I stood up and took a step away from the cabin, and my foot lit right on a dry branch that snapped loud as a breaking bone. I held still. I could feel sweat just oozing out of me. I waited for footsteps crossing the cabin floor to the door, but they didn’t come.
So I got a little braver and looked in through the window. None of them were moving at all. It was like they were dead drunk. And then I knew what I had to do.
I thought about it as I picked my way through the trees toward the RV. Whatever these things were, they were evil. I didn’t know if they’d magicked Pete or what, but my folks are from the hills, and my grandpas and grandmas and aunts and uncles told me things that people would say were crazy, but which they really believed in. They saw things happen with their own eyes that we’d say were impossible. And I saw something tonight that made no sense at all in the real world. At the very best, these… people were murderers. Pete was dead, and they’d killed him. And worse.
I’d seen the two-gallon can of gas in the back of the RV, so I took it and a pack of matches and went back to the cabin. It was still dark but for the moon, and I finally looked at my watch. Two thirty-five. There was plenty night left — too much of it.

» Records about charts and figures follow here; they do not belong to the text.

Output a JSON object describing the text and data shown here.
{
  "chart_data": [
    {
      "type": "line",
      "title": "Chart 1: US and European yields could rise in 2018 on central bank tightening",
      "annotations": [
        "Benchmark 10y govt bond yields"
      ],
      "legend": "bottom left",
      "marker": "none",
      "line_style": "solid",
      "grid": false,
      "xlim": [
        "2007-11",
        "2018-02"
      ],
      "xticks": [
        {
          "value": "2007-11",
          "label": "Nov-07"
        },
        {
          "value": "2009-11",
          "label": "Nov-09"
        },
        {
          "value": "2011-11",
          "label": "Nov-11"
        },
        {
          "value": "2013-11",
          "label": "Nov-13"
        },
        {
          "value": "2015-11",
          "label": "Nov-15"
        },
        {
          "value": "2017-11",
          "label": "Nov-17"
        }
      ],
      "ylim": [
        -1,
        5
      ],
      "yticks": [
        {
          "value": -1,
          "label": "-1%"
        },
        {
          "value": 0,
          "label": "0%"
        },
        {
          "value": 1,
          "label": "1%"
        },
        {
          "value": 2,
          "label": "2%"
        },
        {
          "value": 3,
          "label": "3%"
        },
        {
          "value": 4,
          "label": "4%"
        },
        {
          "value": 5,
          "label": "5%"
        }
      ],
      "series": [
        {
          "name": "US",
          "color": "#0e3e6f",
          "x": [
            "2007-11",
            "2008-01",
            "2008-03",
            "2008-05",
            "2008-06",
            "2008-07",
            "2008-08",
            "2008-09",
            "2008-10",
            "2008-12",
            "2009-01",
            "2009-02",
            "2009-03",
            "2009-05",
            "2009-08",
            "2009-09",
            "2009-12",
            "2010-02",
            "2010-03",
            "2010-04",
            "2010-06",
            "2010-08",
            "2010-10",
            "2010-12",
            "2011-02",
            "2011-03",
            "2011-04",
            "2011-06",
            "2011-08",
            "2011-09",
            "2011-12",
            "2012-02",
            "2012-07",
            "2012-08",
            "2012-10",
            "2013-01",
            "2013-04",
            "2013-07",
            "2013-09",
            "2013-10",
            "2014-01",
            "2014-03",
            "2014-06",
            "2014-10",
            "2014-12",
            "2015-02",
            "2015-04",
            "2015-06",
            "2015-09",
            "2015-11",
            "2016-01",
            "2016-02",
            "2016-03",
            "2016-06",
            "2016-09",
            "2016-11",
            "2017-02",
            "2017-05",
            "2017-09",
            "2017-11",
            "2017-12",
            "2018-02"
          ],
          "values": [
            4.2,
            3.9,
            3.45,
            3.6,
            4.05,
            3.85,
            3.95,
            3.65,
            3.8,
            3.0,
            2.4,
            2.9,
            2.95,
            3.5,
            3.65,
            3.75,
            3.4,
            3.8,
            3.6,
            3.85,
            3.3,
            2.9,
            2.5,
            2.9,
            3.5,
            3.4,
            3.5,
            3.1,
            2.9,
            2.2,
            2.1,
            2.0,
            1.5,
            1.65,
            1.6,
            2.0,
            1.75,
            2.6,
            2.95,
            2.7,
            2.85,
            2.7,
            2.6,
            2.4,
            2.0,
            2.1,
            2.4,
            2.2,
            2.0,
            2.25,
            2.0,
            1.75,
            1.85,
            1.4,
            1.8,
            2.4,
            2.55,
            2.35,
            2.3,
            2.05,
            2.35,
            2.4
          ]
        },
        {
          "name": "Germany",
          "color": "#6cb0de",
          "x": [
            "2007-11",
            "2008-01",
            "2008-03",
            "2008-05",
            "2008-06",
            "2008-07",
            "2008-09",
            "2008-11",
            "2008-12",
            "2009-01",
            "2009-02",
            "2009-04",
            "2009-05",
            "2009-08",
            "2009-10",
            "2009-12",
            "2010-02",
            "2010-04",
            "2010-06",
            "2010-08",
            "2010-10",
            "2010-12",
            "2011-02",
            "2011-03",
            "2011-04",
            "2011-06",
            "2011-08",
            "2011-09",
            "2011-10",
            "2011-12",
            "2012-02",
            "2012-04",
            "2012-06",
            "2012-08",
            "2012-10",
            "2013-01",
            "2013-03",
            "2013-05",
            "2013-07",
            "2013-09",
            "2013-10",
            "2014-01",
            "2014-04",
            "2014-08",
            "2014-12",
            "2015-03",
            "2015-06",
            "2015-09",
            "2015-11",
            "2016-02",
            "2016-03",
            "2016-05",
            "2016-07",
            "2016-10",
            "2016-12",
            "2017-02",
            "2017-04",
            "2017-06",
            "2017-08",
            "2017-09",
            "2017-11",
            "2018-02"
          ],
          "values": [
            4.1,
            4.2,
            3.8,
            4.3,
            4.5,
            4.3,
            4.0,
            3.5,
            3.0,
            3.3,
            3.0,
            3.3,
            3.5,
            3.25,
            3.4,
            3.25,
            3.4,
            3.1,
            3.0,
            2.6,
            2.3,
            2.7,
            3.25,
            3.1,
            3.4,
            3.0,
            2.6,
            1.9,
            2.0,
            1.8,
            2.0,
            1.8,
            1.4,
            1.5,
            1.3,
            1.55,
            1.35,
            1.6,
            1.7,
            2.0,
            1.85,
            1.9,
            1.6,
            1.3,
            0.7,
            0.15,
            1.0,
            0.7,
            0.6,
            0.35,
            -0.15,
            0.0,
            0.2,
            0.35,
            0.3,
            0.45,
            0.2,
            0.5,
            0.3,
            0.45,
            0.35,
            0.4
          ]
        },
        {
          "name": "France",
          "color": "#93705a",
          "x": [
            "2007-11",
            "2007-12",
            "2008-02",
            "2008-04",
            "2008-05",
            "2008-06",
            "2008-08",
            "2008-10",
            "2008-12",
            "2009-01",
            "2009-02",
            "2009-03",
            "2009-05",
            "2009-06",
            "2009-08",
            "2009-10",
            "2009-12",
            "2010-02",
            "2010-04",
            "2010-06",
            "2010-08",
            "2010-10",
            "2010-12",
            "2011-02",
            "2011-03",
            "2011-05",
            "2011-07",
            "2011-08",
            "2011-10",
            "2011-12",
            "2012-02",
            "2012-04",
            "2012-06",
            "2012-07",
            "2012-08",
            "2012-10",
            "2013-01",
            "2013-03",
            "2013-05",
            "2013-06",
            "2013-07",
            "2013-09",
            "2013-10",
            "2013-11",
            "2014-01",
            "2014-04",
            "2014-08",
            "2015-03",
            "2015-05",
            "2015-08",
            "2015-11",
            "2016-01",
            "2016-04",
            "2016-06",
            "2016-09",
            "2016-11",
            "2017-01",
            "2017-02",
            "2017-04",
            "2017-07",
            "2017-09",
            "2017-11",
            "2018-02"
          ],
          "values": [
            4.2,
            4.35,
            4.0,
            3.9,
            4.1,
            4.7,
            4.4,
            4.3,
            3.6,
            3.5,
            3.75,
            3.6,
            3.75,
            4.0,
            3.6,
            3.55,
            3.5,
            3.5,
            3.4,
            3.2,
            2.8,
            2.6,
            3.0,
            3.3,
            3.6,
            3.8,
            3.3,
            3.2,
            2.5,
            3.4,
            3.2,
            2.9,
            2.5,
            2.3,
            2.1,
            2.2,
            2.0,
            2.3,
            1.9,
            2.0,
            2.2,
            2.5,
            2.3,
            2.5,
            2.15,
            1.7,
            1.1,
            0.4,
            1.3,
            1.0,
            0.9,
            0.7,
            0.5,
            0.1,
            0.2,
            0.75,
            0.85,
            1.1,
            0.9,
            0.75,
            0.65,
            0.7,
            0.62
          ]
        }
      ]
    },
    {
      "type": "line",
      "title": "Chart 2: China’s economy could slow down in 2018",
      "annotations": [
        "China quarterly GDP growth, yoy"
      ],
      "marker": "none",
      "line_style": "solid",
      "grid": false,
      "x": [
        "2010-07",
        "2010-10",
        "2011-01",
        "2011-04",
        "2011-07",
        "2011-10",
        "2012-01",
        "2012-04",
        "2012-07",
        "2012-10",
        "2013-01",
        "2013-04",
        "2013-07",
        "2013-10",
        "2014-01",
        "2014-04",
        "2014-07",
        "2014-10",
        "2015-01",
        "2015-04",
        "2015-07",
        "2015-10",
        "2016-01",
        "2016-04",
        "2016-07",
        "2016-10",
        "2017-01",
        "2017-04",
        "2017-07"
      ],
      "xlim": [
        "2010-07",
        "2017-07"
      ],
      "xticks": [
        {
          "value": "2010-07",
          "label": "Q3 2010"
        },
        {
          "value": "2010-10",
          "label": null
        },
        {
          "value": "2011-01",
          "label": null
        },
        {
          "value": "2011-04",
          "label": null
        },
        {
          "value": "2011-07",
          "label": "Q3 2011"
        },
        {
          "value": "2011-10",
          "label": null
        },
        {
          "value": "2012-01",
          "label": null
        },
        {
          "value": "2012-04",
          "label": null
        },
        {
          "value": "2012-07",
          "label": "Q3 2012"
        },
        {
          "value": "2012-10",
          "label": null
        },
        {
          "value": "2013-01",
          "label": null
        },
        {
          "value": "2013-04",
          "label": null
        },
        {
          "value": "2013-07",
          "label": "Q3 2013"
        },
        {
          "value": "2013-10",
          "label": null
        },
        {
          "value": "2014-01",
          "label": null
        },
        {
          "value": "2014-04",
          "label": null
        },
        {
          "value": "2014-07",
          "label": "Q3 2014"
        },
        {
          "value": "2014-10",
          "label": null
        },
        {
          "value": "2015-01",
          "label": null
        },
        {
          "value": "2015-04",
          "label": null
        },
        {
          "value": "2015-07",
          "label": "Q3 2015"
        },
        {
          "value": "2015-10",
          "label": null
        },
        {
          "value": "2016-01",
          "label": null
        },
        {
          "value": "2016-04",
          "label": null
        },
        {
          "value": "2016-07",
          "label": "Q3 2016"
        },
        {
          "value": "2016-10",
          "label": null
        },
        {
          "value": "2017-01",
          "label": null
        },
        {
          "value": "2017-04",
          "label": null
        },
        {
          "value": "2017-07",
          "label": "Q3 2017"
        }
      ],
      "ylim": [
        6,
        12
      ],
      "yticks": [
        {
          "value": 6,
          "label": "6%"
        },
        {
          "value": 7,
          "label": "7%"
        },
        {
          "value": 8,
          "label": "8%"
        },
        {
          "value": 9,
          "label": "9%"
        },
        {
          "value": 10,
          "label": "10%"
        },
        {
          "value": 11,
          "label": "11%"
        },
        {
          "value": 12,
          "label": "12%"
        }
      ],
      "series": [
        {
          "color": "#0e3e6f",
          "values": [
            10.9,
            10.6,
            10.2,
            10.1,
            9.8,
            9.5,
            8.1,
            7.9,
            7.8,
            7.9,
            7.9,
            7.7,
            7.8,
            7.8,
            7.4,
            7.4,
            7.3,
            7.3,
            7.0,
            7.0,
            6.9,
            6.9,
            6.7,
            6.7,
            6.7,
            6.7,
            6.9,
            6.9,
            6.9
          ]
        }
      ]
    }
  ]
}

It took me some nerve to go inside, but I did. The Lovins weren’t moving. Hell, they didn’t even seem to be breathing now. The last candle was burnt out, but the moon gave me just enough light to work. I slopped the gas all up the dry wood walls and over the floor. I didn’t splash any on the Lovins, though, just in case they might wake up, but they didn’t. The tallest man, who I took to be the father, was lying in a patch of moonlight, and he wasn’t what he’d been before. His hair was full and long and dark, except for gray at the temples, and his skin was whole again.
That was enough. I didn’t want to look at the others.
I poured a trail of gas out through the front door and then touched a match to it. It ran inside quick as a snake and the whole shebang went up at once. That dry wood took to fire like kindling, and in less than a minute the cabin was blazing. Nothing moved inside. I don’t think even the burning woke them up.
The hollow was pretty well hid, so I doubted anybody’d see the flames, and there was enough of a clearing around the cabin that I didn’t think it’d set the woods on fire, though I didn’t give a damn if it did or not. I wasn’t thinking real clear.